Après un an et demi d'enquête auprès des différents acteurs de l'écosystème, l'Autorité de la Concurrence a rendu un "Avis portant sur l'exploitation des données dans le secteur de la publicité sur internet" le 6 mars 2018. Isabelle de Silva est revenue sur les raisons de cette enquête : "chaque année, l'Autorité s'intéresse à un secteur en particulier. Pourquoi celui de la publicité en ligne, qui avait déjà fait l'objet d'une étude en 2010 ? Le taux de croissance de ce secteur fait qu'il se démarque des autres. Il génère beaucoup de valeur et, porté par l'innovation technologique, il change très rapidement."

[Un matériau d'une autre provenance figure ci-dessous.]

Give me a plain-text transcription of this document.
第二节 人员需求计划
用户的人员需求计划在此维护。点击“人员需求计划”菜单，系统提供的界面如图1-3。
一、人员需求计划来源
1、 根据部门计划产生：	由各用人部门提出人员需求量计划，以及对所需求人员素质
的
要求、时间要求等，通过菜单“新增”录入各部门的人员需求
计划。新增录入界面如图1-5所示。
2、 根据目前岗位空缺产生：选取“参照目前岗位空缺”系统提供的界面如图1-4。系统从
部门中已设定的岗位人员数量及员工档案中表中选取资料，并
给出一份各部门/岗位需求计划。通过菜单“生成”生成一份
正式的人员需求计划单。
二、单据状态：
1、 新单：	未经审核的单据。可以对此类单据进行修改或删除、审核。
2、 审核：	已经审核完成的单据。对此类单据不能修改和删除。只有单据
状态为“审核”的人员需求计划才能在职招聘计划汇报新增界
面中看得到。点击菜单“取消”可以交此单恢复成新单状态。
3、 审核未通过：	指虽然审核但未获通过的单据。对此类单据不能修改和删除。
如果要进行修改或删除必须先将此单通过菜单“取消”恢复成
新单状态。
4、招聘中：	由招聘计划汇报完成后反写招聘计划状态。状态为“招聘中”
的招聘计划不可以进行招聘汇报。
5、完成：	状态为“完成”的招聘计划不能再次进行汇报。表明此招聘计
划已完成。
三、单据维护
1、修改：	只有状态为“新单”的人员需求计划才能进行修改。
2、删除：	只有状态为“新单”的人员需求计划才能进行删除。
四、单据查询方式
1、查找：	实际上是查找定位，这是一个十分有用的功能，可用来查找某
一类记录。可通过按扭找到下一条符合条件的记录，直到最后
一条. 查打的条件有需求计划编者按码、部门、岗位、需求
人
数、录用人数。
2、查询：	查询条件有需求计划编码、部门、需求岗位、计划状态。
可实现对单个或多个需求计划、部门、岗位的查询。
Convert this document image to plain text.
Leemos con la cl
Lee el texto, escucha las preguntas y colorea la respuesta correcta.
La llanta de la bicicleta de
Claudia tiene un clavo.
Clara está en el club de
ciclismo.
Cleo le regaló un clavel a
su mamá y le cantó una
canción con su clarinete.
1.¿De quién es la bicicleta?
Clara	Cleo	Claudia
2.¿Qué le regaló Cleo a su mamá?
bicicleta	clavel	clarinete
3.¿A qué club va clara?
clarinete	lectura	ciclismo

Google et Facebook en situation de duopole

La présidente de l'Autorité de la concurrence a rappelé les principaux enseignements de l'étude : "le marché de la publicité en ligne est dominé par deux acteurs : Google et Facebook. Cette forte présence économique se mesure par leur part de marché, leur taux de croissance, la part de la croissance qu'ils captent ou leurs chiffres d'affaires." Autre particularité : "le marché se caractérise aussi par ses évolutions : d'une année sur l'autre, il n'est pas identique. Le 'social', par exemple, s'est développé très vite." Dans cet écosystème, les données ont une valeur toute particulière : "l'accès aux données et  aux inventaires sont particulièrement importants. Notre conviction, à la sortie de notre étude, est que certaines données ont plus de valeur que les autres, et qu'elles ne sont pas partout. Ceux qui ont les données et les inventaires – Google, Facebook, et Amazon également – ont des avantages forts."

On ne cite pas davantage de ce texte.